L’allenatore di Parma è riuscito a costruire pezzo dopo pezzo un traguardo che al momento del suo arrivo sembrava irraggiungibile. Nel percorso non sono mancate brusche cadute e momenti bui, che però non hanno scalfito le certezze di un tecnico che ha sempre portato avanti i suoi principi senza mai tradirli.

Dall'Atalanta all'Atalanta. Un segno del destino. Forse una casualità, probabilmente no. Il cerchio del Milan targato Pioli si è chiuso: dallo 0-5 al passo decisivo verso lo Scudetto, una settimana fa. Proprio contro i bergamaschi, i rossoneri hanno subito il 22 dicembre 2019 una delle sconfitte più pesanti della gestione Pioli e della storia ultracentenaria (l'ultima con lo stesso risultato è arrivata nel 1998 contro la Roma, 24 anni fa). Un match mai in discussione e un risultato che non ammette repliche.

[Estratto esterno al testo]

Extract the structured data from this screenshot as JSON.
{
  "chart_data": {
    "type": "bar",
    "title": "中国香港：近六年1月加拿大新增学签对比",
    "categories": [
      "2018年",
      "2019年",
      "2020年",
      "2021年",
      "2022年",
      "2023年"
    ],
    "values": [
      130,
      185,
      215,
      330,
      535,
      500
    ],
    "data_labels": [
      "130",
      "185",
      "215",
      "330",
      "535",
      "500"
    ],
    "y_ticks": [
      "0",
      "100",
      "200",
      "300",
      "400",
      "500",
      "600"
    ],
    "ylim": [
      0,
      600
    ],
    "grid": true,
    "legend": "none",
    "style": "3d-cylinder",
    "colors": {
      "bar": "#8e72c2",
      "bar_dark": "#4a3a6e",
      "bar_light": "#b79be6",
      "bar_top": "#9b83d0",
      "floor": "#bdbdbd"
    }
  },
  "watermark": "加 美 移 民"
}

"È tutta colpa nostra, l’Atalanta ha tanta qualità ma la sconfitta è anche figlia dei nostri demeriti, il Milan non può essere questo - aveva dichiarato l’allenatore al termine del match -. La partita andava gestita in maniera diversa, siamo entrati in campo con poca lucidità e in queste partite se sbagli l’approccio… e noi abbiamo sbagliato contro una squadra che per intensità e impeto non è seconda a nessuno. Insomma, la prestazione è stata gravemente insufficiente".

La partita del Gewiss Stadium ha fatto da spartiacque al Milan della gestione Pioli. Di lì a poche settimane, nel mercato di gennaio la squadra cambia pelle con l'arrivo di Kjaer, Saelemaekers e Ibrahimovic e gli addii di Suso e Piatek.

875 giorni dopo, il Milan ritrova l'Atalanta ma questa volta a festeggiare è il Diavolo. Undici anni dopo, i rossoneri tornano ad essere campioni d'Italia. Due momenti completamente opposti. Certamente il punto più basso e quello più alto sotto la guida dell'allenatore emiliano.

La rivincita personale di Stefano Pioli. Dalle parti di viale Aldo Rossi, il 56enne allenatore ha trovato l'ambiente ideale in cui poter lavorare e sviluppare le sue idee, oltre a un gruppo che ne ha apprezzato ed evidenziato fin dal suo arrivo le qualità umane. Sempre dalla sua parte, credendo nel suo lavoro e nei suoi principi.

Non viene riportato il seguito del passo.